In a five-minute video uploaded to YouTube, Khadim Hussain Rizvi, a Barelvi cleric, Pakistan’s largest grouping of Sunni Muslims, recounted Ahmed’s twisted account of the night he murdered Asad Shah. He confirmed that he had spoken with Ahmed from his prison cell in Glasgow’s Barlinnie Prison.
Tanveer Ahmed had tod Rizvi that: “We are not terrorists. We are the protectors of the Prophet’s honour.
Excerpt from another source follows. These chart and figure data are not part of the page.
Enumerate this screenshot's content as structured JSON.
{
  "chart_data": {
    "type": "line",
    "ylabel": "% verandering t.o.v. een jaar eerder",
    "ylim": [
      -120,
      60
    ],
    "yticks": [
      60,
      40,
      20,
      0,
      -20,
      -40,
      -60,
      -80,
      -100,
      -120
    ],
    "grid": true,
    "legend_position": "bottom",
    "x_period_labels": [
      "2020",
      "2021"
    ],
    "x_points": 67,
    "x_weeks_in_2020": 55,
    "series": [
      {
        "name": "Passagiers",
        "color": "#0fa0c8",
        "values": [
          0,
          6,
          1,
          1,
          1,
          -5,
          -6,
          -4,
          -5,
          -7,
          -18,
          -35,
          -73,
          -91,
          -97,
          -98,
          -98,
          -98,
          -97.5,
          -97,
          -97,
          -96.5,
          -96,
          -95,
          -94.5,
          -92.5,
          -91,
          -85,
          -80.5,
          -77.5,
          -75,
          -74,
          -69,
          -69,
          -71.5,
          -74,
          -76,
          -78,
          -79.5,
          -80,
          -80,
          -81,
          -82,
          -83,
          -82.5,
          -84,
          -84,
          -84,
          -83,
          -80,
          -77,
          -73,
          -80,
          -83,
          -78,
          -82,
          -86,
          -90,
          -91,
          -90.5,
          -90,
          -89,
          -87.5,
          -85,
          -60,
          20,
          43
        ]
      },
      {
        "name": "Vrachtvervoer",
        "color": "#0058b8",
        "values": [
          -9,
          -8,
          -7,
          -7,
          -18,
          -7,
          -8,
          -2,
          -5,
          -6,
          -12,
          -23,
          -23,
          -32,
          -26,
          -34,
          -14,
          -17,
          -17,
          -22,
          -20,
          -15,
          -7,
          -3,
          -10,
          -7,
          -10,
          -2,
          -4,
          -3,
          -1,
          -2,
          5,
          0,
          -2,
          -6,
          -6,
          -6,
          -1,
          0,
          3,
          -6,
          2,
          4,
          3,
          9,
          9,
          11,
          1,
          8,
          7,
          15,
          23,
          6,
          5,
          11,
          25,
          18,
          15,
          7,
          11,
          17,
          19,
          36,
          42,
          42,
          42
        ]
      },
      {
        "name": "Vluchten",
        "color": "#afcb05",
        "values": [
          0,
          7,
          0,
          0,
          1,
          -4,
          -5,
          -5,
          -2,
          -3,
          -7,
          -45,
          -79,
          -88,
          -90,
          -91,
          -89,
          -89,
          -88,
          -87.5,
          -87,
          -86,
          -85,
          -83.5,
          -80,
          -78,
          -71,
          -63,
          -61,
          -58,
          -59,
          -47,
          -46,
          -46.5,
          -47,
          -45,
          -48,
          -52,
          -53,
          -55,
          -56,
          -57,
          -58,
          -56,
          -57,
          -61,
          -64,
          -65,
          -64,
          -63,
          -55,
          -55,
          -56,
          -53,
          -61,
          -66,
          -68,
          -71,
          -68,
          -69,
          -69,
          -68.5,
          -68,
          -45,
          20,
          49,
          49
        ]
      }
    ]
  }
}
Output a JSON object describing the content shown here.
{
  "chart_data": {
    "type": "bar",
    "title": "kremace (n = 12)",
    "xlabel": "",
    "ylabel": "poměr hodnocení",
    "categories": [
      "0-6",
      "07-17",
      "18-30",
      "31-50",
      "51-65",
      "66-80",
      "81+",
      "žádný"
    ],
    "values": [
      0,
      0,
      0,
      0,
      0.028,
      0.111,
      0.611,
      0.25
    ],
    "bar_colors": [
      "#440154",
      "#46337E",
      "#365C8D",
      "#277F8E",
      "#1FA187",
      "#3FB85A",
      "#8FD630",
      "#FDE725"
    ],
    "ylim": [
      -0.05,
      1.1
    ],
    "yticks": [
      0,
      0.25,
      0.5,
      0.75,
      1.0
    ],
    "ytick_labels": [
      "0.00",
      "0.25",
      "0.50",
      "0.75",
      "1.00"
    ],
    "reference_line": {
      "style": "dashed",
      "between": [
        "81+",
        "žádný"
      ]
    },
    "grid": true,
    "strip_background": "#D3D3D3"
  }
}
A terrorist kills the innocent people but a lover picks up the person who insults the prophet from the crowd and kills only him.”
His phraseology is a cause of concern. Not just for its threatening overtures. But in his unwavering belief that his actions were not in isolation. For Ahmed, he has continued the work of others who had murdered in ‘defence’ of, or out of ‘love’ for, the Prophet Muhammad. In Urdu, this terminology is known as Aashiq e Rasool.
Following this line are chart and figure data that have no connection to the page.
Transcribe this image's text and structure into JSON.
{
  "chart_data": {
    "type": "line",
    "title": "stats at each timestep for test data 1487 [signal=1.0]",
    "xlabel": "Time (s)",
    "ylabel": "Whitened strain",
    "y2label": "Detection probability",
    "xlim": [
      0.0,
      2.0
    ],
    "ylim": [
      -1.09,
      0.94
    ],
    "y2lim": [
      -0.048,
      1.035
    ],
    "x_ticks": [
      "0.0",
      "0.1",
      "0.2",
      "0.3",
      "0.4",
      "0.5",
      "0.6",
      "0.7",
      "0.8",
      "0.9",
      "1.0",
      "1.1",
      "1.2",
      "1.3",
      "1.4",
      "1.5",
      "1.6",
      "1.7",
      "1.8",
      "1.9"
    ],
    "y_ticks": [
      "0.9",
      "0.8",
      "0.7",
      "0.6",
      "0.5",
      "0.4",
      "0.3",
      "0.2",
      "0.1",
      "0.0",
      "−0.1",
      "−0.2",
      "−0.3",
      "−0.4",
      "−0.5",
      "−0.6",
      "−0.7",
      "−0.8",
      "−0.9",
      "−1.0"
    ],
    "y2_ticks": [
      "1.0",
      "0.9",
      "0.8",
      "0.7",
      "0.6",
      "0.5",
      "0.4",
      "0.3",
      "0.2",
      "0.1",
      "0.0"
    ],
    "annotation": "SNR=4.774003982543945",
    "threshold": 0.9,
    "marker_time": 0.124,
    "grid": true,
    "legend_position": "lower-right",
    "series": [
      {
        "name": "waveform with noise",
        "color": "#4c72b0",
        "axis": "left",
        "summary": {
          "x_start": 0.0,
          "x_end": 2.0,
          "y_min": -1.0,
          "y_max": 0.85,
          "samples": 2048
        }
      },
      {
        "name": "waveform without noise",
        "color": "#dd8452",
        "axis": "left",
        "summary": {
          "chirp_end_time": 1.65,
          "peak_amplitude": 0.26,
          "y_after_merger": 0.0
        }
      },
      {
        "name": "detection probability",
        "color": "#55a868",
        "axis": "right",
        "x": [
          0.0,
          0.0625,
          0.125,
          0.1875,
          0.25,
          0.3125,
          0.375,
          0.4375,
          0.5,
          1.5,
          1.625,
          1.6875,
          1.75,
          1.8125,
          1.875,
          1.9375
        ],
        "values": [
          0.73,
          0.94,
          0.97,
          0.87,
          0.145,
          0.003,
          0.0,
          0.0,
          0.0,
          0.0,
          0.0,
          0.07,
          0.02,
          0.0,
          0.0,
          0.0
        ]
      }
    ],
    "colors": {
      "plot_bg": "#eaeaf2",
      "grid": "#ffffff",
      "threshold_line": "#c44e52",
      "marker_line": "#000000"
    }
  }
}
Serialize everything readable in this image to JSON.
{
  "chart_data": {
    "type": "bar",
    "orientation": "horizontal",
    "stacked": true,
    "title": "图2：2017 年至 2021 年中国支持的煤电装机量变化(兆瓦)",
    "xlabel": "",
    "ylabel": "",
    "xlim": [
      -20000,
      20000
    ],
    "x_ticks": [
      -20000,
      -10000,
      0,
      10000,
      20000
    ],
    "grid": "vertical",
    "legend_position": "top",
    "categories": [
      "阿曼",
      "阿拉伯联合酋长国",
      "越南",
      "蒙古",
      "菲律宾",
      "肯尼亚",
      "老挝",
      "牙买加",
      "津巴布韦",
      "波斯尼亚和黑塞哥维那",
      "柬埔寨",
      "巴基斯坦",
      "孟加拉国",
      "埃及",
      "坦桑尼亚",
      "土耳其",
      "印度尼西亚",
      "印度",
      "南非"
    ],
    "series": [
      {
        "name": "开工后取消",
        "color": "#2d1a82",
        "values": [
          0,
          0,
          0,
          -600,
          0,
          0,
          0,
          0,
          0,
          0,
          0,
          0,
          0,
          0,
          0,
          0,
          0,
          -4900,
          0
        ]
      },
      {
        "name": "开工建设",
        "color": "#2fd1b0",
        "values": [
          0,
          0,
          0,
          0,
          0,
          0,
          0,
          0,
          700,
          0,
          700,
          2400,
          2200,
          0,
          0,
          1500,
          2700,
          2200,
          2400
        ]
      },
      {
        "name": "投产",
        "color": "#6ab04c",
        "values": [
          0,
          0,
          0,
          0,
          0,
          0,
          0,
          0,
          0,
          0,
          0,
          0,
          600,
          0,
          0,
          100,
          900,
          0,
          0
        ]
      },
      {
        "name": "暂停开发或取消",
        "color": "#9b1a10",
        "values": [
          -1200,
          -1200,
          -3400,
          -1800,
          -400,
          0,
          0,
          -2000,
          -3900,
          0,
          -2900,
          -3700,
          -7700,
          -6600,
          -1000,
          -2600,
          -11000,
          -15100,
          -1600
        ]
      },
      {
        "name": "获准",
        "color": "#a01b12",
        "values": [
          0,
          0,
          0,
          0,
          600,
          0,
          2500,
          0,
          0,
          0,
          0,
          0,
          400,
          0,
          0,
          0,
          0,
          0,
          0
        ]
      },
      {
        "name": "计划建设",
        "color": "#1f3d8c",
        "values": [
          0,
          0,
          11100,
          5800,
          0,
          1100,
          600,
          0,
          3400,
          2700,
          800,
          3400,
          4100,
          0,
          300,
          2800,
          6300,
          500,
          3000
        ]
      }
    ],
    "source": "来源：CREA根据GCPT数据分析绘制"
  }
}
According to Rizvi, Ahmed had told him: “I took a knife and went to his shop leaving the knife outside. Just the way Ghazi Ilm-ud-din had done. Ghazi Ilm-ud-din had kept his knife outside.” This statement had sent Rizvi’s audience into rapturous chants of “Glory to Allah”.
This statement invokes a folk hero who was hung in colonial India. Ilm-ud-din (d. 1929) was an illiterate young man who murdered Mahashay Rajpal, the Lahore-based publisher of Rangeela Rasool, a book many Muslims considered disrespectful towards the life of the Prophet Muhammad. Muhammad Ali Jinnah, who later founded the state of Pakistan, defended him. Yet he could not prevent the colonial court from passing the death sentence.
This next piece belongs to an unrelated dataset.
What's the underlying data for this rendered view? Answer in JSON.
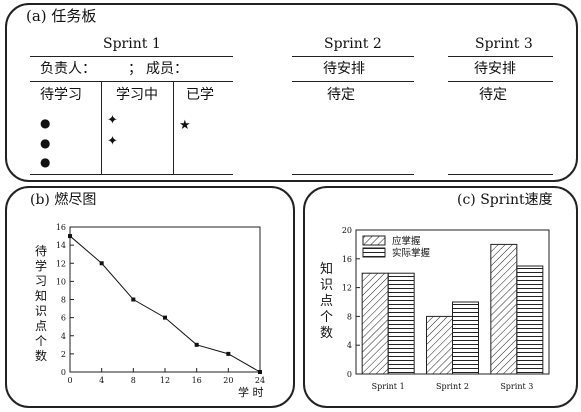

At 20-years-old, Ilm-ud-din’s actions became that of legend. Thousands attended his funeral – including Muhammad Iqbal, Pakistan’s leading poet. His eulogy to Ilm-ud-din proclaimed: “Asi wekhde reh gaye, aye Tarkhaana da munda baazi le gaya” (We kept sitting idle while this carpenter’s son took the lead). Popular culture has helped entrench his folk hero status. Even today, 87 years after his hanging, many still make the journey to his shrine. They attach the title of Ghazi to his name – a Muslim warrior who was victorious against the enemies of Islam.
The Facebook page Ghazi Ilam Din Shaheed, which has over 2,500 ‘likes’, shares videos of individuals visiting his shrine. Propaganda encourages individuals to share a picture of the ‘lover of the prophet’. It ends with the ominous threat that ‘disrespectful people will be punished’.
The murder of reformist politician Salman Taseer, by his bodyguard Mumtaz Qadri in 2011, invoked similar passions.
Khadim Hussain Rizvi had used the term ‘lover of the prophet’ when discussing Mumtaz Qadri’s conviction in 2015. He told the Guardian: “In 1929 we could not stop the execution of the lover of the prophet because the British were in power and Muslims were a minority“.
Many saw Qadri as a hero. Qadri claimed it was his religious duty to murder Taseer. Lawyers soon rushed to his defence. When asked why, one lawyer told the newspaper Dawn: “Ghazi Ilam Din, who killed a ‘blasphemer’, was represented by Quaid-i-Azam Mohammad Ali Jinnah.”
Mumtaz Qadri was hung for his crimes in February 2016. Qadri remains a folk hero to some. After the murder of Asad Shah, the BBC uncovered Tanveer Ahmed’s adoration for Qadri. Murdering Asad Shah had allowed him to mimic his idol. Propaganda from the religious right invokes the idea that Qadri and Ahmed are kindred spirits in their ‘defence’ of the prophet. Nor should it surprise anyone to learn that the Ghazi Ilam Din Shaheed Facebook page has shared images that venerate Tanveer Ahmed.
This toxic narrative predates the founding of Pakistan. It frames the despicable as something noble, granting individuals false authority over religious matters. A failure to challenge this narrative may inspire others to carry out similar crimes in the future.